We’re looking for a Staff MLOps Engineer to join our Machine Learning team. You’ll work closely with a team of engineers to create a platform on top of that data that will be leveraged by virtually every other product and system we have built or will build in the future. You’ll be responsible for building and maintaining the infrastructure and tooling that enables our ML Engineers and Data Scientists to focus on model development and feature engineering.
Key Responsibilities
- Design, implement, and maintain robust MLOps platforms and tooling for both batch and streaming ML pipelines.
- Develop and manage monitoring and observability solutions for ML systems.
- Lead DevOps practices, including CI/CD pipelines and Infrastructure as Code (IaC).
- Architect and implement cloud-based solutions on AWS.
- Collaborate with ML Engineers and Data Scientists to develop, train, and deploy machine learning models.
- Engage in feature engineering and model optimization to improve ML system performance.
- Participate in the full ML lifecycle, from data preparation to model deployment and monitoring.
- Optimize and refactor existing systems for improved performance and reliability.
- Drive technical initiatives and best practices in both MLOps and ML Engineering.
Required Skills And Experience
- Strong Python Proficiency: Excellent skills for developing, deploying, and maintaining our machine learning systems.
- Language Versatility: Experience with statically-typed or JVM languages.
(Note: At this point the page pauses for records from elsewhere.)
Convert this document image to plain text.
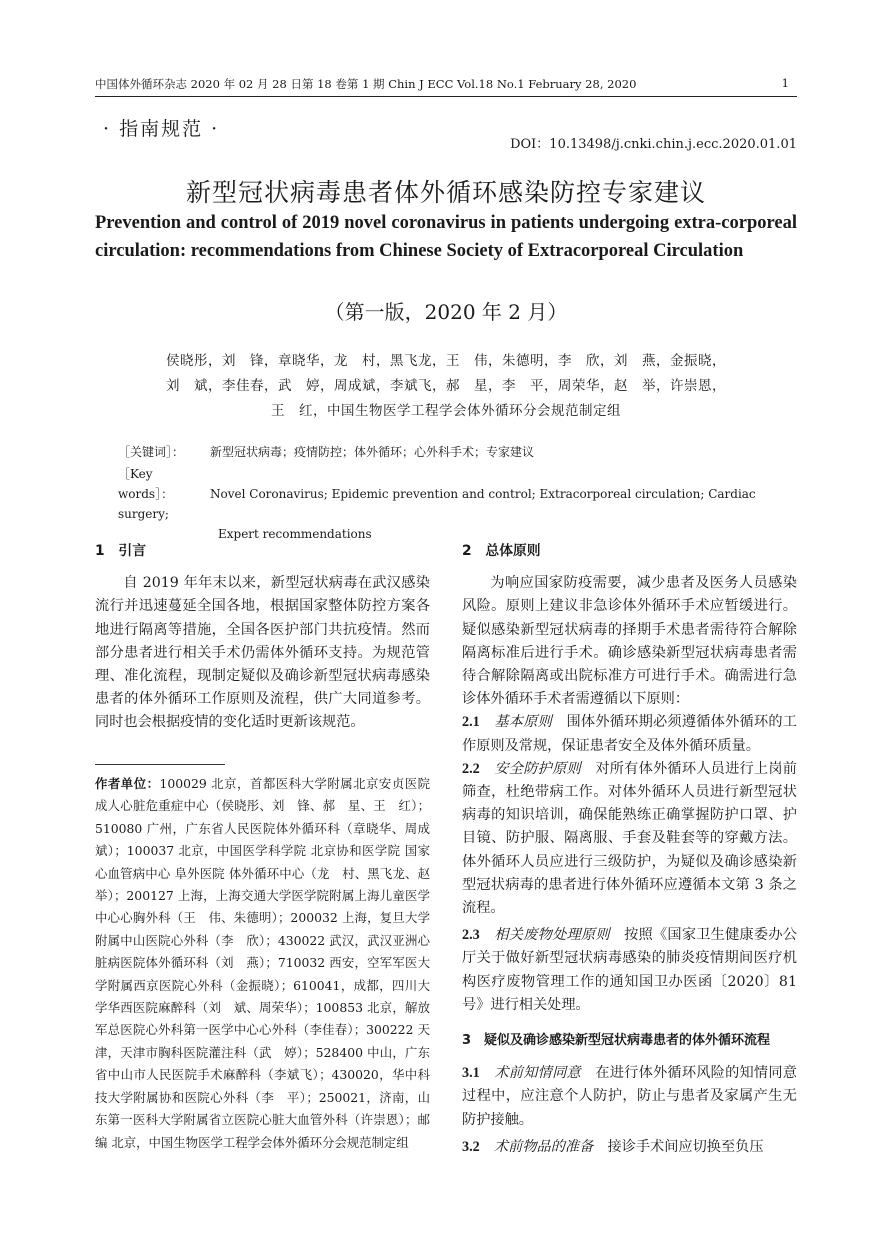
中国体外循环杂志 2020 年 02 月 28 日第 18 卷第 1 期 Chin J ECC Vol.18 No.1 February 28, 2020	1
· 指南规范 ·
DOI：10.13498/j.cnki.chin.j.ecc.2020.01.01
新型冠状病毒患者体外循环感染防控专家建议
Prevention and control of 2019 novel coronavirus in patients undergoing extra-corporeal circulation: recommendations from Chinese Society of Extracorporeal Circulation
（第一版，2020 年 2 月）
侯晓彤，刘　锋，章晓华，龙　村，黑飞龙，王　伟，朱德明，李　欣，刘　燕，金振晓，
刘　斌，李佳春，武　婷，周成斌，李斌飞，郝　星，李　平，周荣华，赵　举，许崇恩，
王　红，中国生物医学工程学会体外循环分会规范制定组
［关键词］： 新型冠状病毒；疫情防控；体外循环；心外科手术；专家建议
［Key words］：	Novel Coronavirus; Epidemic prevention and control; Extracorporeal circulation; Cardiac surgery;
Expert recommendations

1　引言

自 2019 年年末以来，新型冠状病毒在武汉感染流行并迅速蔓延全国各地，根据国家整体防控方案各地进行隔离等措施，全国各医护部门共抗疫情。然而部分患者进行相关手术仍需体外循环支持。为规范管理、准化流程，现制定疑似及确诊新型冠状病毒感染患者的体外循环工作原则及流程，供广大同道参考。同时也会根据疫情的变化适时更新该规范。

作者单位：100029 北京，首都医科大学附属北京安贞医院成人心脏危重症中心（侯晓彤、刘　锋、郝　星、王　红）；510080 广州，广东省人民医院体外循环科（章晓华、周成斌）；100037 北京，中国医学科学院 北京协和医学院 国家心血管病中心 阜外医院 体外循环中心（龙　村、黑飞龙、赵　举）；200127 上海，上海交通大学医学院附属上海儿童医学中心心胸外科（王　伟、朱德明）；200032 上海，复旦大学附属中山医院心外科（李　欣）；430022 武汉，武汉亚洲心脏病医院体外循环科（刘　燕）；710032 西安，空军军医大学附属西京医院心外科（金振晓）；610041，成都，四川大学华西医院麻醉科（刘　斌、周荣华）；100853 北京，解放军总医院心外科第一医学中心心外科（李佳春）；300222 天津，天津市胸科医院灌注科（武　婷）；528400 中山，广东省中山市人民医院手术麻醉科（李斌飞）；430020，华中科技大学附属协和医院心外科（李　平）；250021，济南，山东第一医科大学附属省立医院心脏大血管外科（许崇恩）；邮编 北京，中国生物医学工程学会体外循环分会规范制定组

2　总体原则

为响应国家防疫需要，减少患者及医务人员感染风险。原则上建议非急诊体外循环手术应暂缓进行。疑似感染新型冠状病毒的择期手术患者需待符合解除隔离标准后进行手术。确诊感染新型冠状病毒患者需待合解除隔离或出院标准方可进行手术。确需进行急诊体外循环手术者需遵循以下原则：

2.1　 基本原则　 围体外循环期必须遵循体外循环的工作原则及常规，保证患者安全及体外循环质量。

2.2　 安全防护原则　 对所有体外循环人员进行上岗前筛查，杜绝带病工作。对体外循环人员进行新型冠状病毒的知识培训，确保能熟练正确掌握防护口罩、护目镜、防护服、隔离服、手套及鞋套等的穿戴方法。体外循环人员应进行三级防护，为疑似及确诊感染新型冠状病毒的患者进行体外循环应遵循本文第 3 条之流程。

2.3　 相关废物处理原则　 按照《国家卫生健康委办公厅关于做好新型冠状病毒感染的肺炎疫情期间医疗机构医疗废物管理工作的通知国卫办医函〔2020〕81 号》进行相关处理。

3　疑似及确诊感染新型冠状病毒患者的体外循环流程

3.1　 术前知情同意　 在进行体外循环风险的知情同意过程中，应注意个人防护，防止与患者及家属产生无防护接触。

3.2　 术前物品的准备　 接诊手术间应切换至负压
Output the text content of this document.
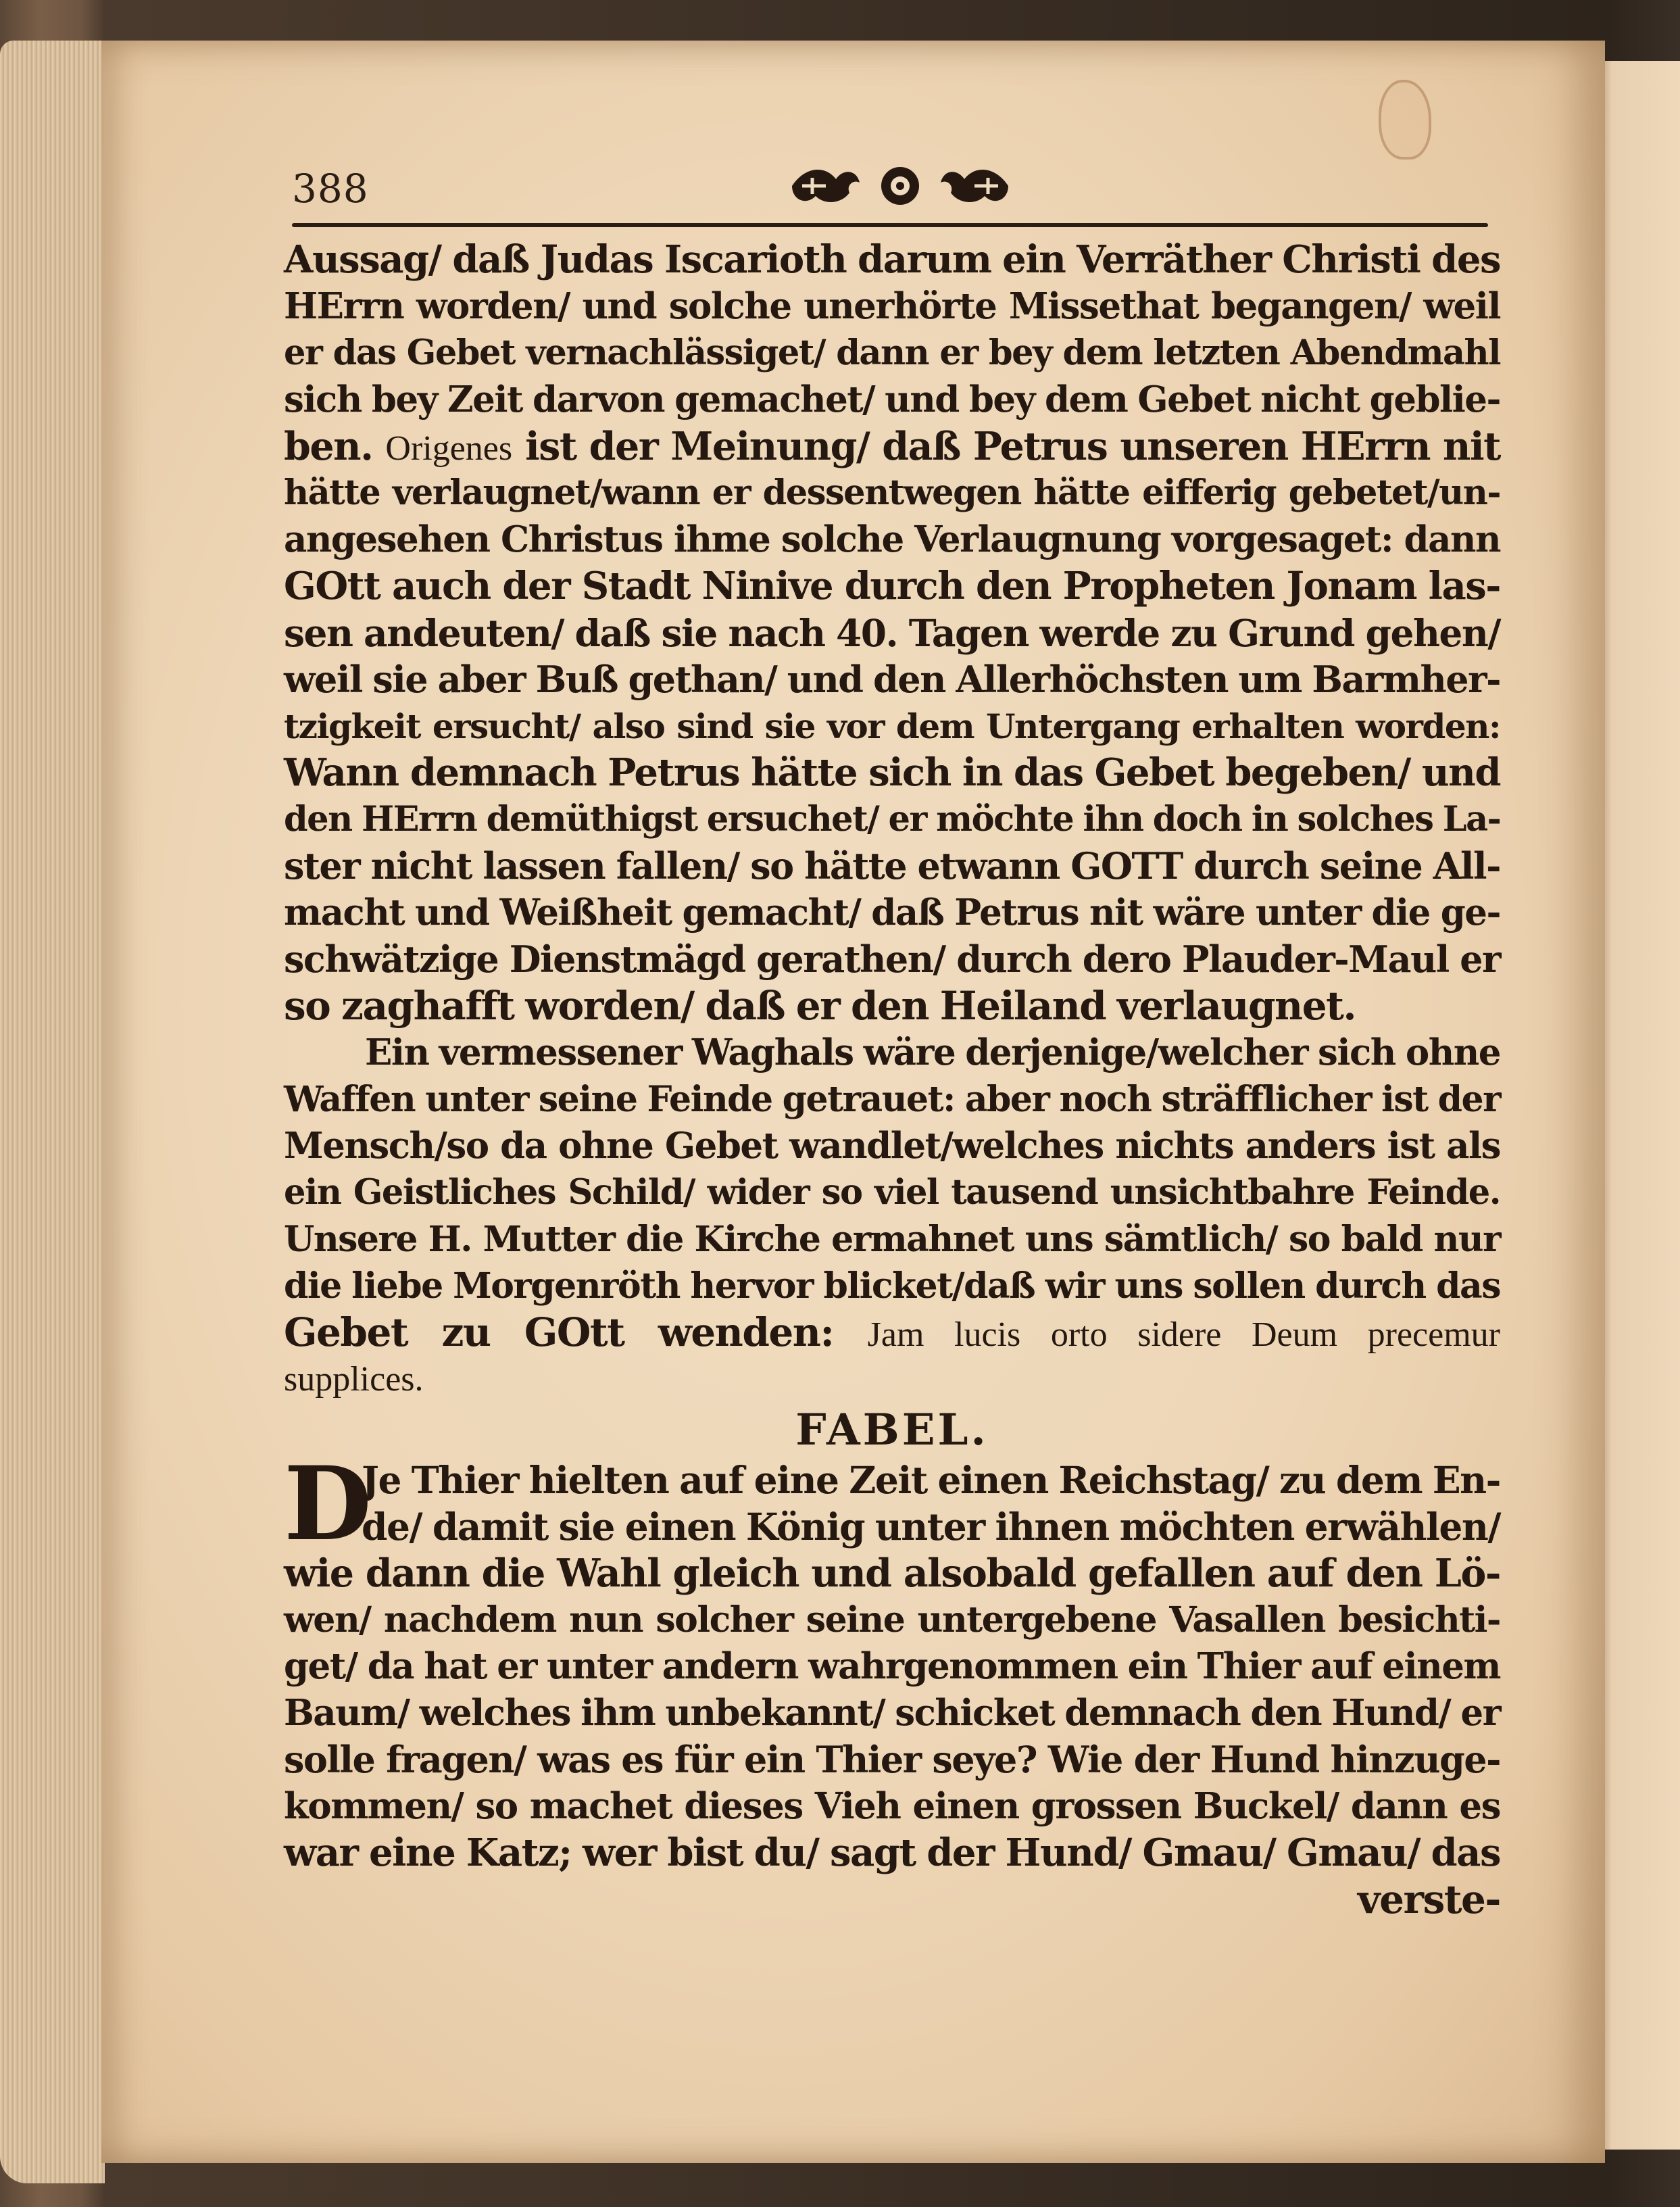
388
Aussag/ daß Judas Iscarioth darum ein Verräther Christi des
HErrn worden/ und solche unerhörte Missethat begangen/ weil
er das Gebet vernachlässiget/ dann er bey dem letzten Abendmahl
sich bey Zeit darvon gemachet/ und bey dem Gebet nicht geblie-
ben. Origenes ist der Meinung/ daß Petrus unseren HErrn nit
hätte verlaugnet/wann er dessentwegen hätte eifferig gebetet/un-
angesehen Christus ihme solche Verlaugnung vorgesaget: dann
GOtt auch der Stadt Ninive durch den Propheten Jonam las-
sen andeuten/ daß sie nach 40. Tagen werde zu Grund gehen/
weil sie aber Buß gethan/ und den Allerhöchsten um Barmher-
tzigkeit ersucht/ also sind sie vor dem Untergang erhalten worden:
Wann demnach Petrus hätte sich in das Gebet begeben/ und
den HErrn demüthigst ersuchet/ er möchte ihn doch in solches La-
ster nicht lassen fallen/ so hätte etwann GOTT durch seine All-
macht und Weißheit gemacht/ daß Petrus nit wäre unter die ge-
schwätzige Dienstmägd gerathen/ durch dero Plauder-Maul er
so zaghafft worden/ daß er den Heiland verlaugnet.
Ein vermessener Waghals wäre derjenige/welcher sich ohne
Waffen unter seine Feinde getrauet: aber noch sträfflicher ist der
Mensch/so da ohne Gebet wandlet/welches nichts anders ist als
ein Geistliches Schild/ wider so viel tausend unsichtbahre Feinde.
Unsere H. Mutter die Kirche ermahnet uns sämtlich/ so bald nur
die liebe Morgenröth hervor blicket/daß wir uns sollen durch das
Gebet zu GOtt wenden: Jam lucis orto sidere Deum precemur
supplices.
FABEL.
D
Je Thier hielten auf eine Zeit einen Reichstag/ zu dem En-
de/ damit sie einen König unter ihnen möchten erwählen/
wie dann die Wahl gleich und alsobald gefallen auf den Lö-
wen/ nachdem nun solcher seine untergebene Vasallen besichti-
get/ da hat er unter andern wahrgenommen ein Thier auf einem
Baum/ welches ihm unbekannt/ schicket demnach den Hund/ er
solle fragen/ was es für ein Thier seye? Wie der Hund hinzuge-
kommen/ so machet dieses Vieh einen grossen Buckel/ dann es
war eine Katz; wer bist du/ sagt der Hund/ Gmau/ Gmau/ das
verste-
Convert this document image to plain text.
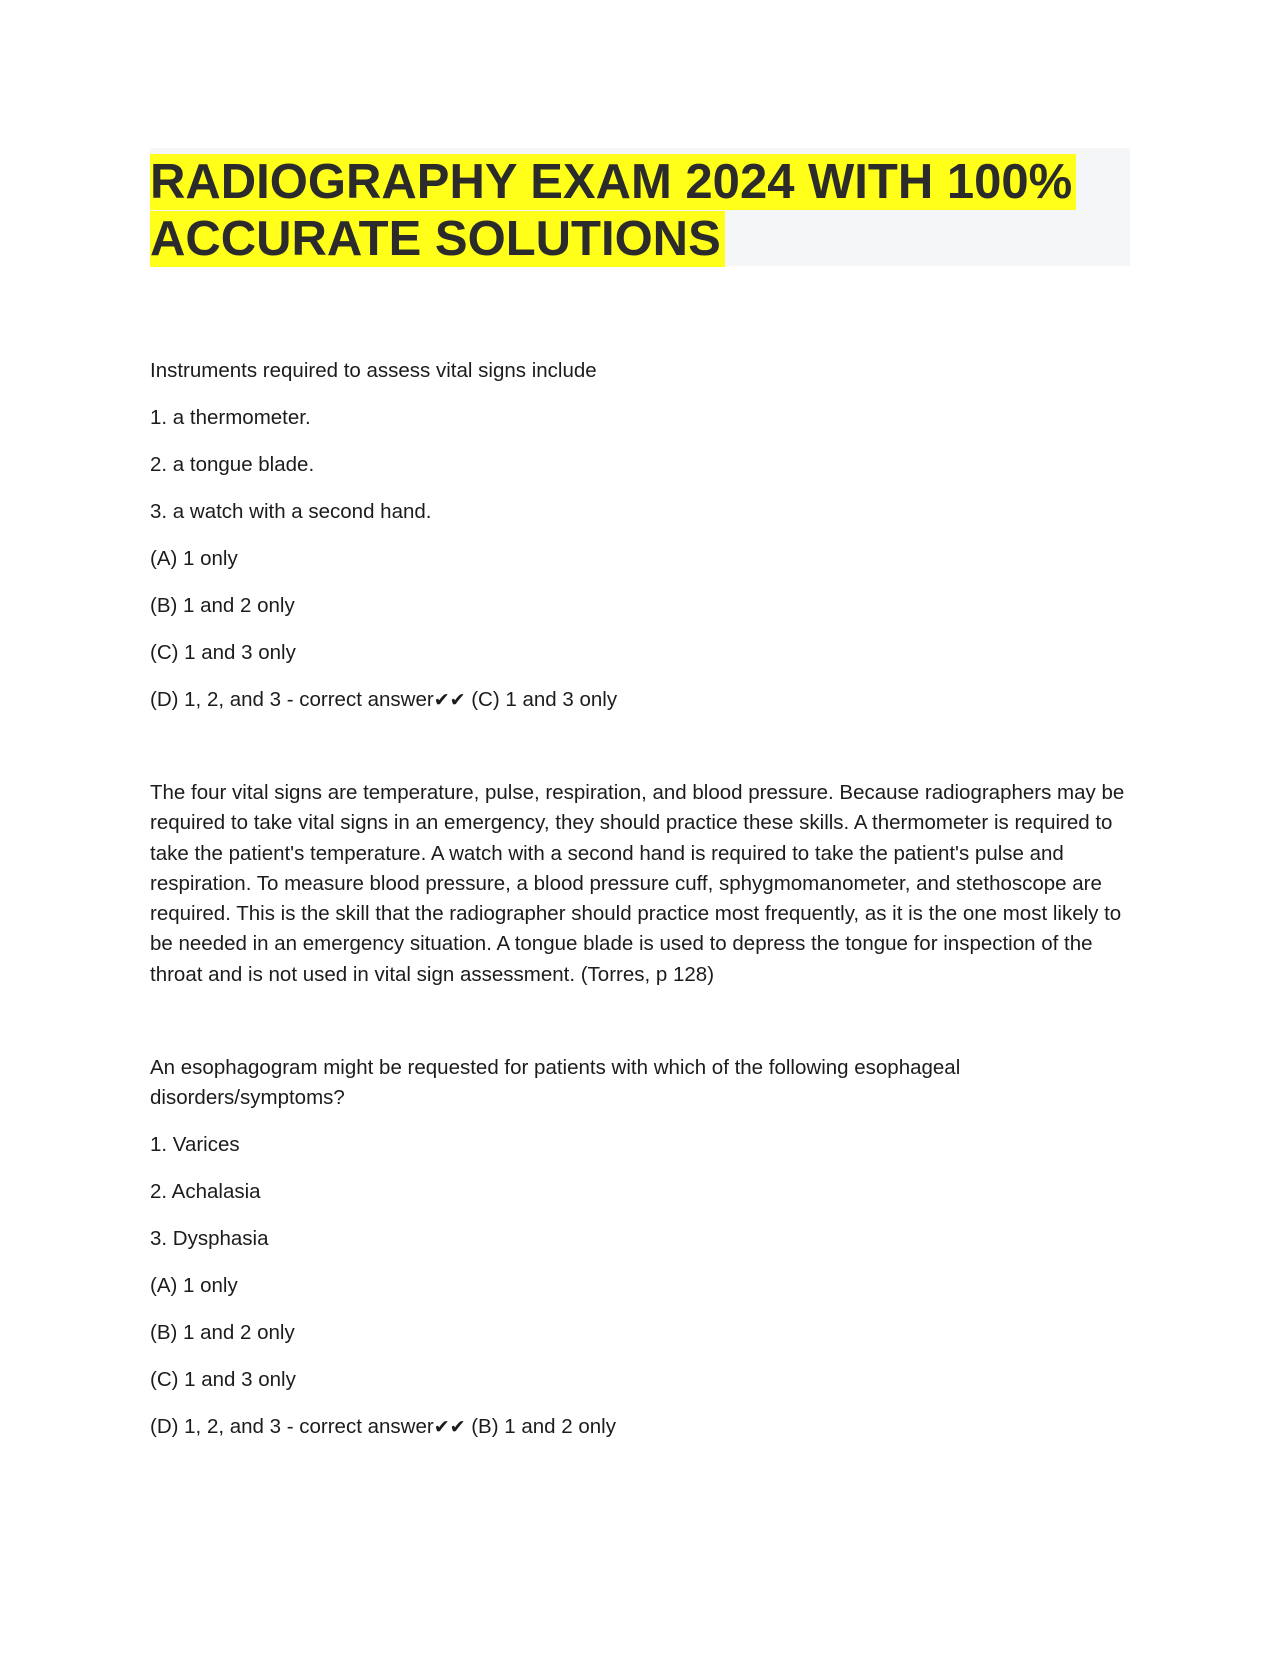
RADIOGRAPHY EXAM 2024 WITH 100%
ACCURATE SOLUTIONS

Instruments required to assess vital signs include

1. a thermometer.

2. a tongue blade.

3. a watch with a second hand.

(A) 1 only

(B) 1 and 2 only

(C) 1 and 3 only

(D) 1, 2, and 3 - correct answer✔✔ (C) 1 and 3 only

The four vital signs are temperature, pulse, respiration, and blood pressure. Because radiographers may be required to take vital signs in an emergency, they should practice these skills. A thermometer is required to take the patient's temperature. A watch with a second hand is required to take the patient's pulse and respiration. To measure blood pressure, a blood pressure cuff, sphygmomanometer, and stethoscope are required. This is the skill that the radiographer should practice most frequently, as it is the one most likely to be needed in an emergency situation. A tongue blade is used to depress the tongue for inspection of the throat and is not used in vital sign assessment. (Torres, p 128)

An esophagogram might be requested for patients with which of the following esophageal disorders/symptoms?

1. Varices

2. Achalasia

3. Dysphasia

(A) 1 only

(B) 1 and 2 only

(C) 1 and 3 only

(D) 1, 2, and 3 - correct answer✔✔ (B) 1 and 2 only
Willingness to learn Scala is highly desirable.
- Cloud Engineering Skills: Extensive experience with Cloud Platforms & Services, ideally AWS (e.g., Lambda, ECS, ECR, CloudWatch, MSK, SNS, SQS).
- Infrastructure as Code: Proficiency in IaC, particularly Terraform.
- Kubernetes Expertise: Strong hands-on experience with managing clusters and deploying services.
- Data Orchestration: Experience with ML orchestration tools (e.g., Flyte, Airflow, Kubeflow, Luigi, or Prefect).
- CI/CD: Expertise in pipelines, especially GitHub Actions and Jenkins.
- Networking: Knowledge of concepts and implementation.
- Streaming: Experience with Kafka and other streaming technologies.
- ML Monitoring: Familiarity with observability tools (e.g., Arize AI, Weights and Biases).
- NLP/LLMs: Experience with NLP, LLMs, and RAG systems in production, or strong desire to learn.
- CLI & Shell Scripting: Proficiency in scripting and command-line tools.
- APIs: Experience with deploying and managing production APIs.
- Software Engineering Best-Practices: Knowledge of industry standards and practices.
Preferred Qualifications
- AWS AI Services: Hands-on experience with AWS SageMaker and/or AWS Bedrock.
- Data Processing: Experience with high-volume, unstructured data processing.
- ML Applications: Familiarity with NLP, Computer Vision, and traditional ML applications.
- System Migration: Previous work in refactoring and migrating complex systems.
- AWS Certification: AWS Solution Architect Professional or Associate certification.
- Advanced Degree: Master's degree in ML / AI / Computer Science.
Personal Qualities
- Passionate about building developer-friendly platforms and tools.
- Thrives in a terminal-based development environment.
- Enthusiastic about creating production-grade, robust, reliable, and performant systems.
- Not afraid to dive into and improve complex existing solutions.
- Team player who works well with ML Engineers, Data Scientists, and management.
- Strong technical mentoring skills.
- Excellent problem-solving and communication skills.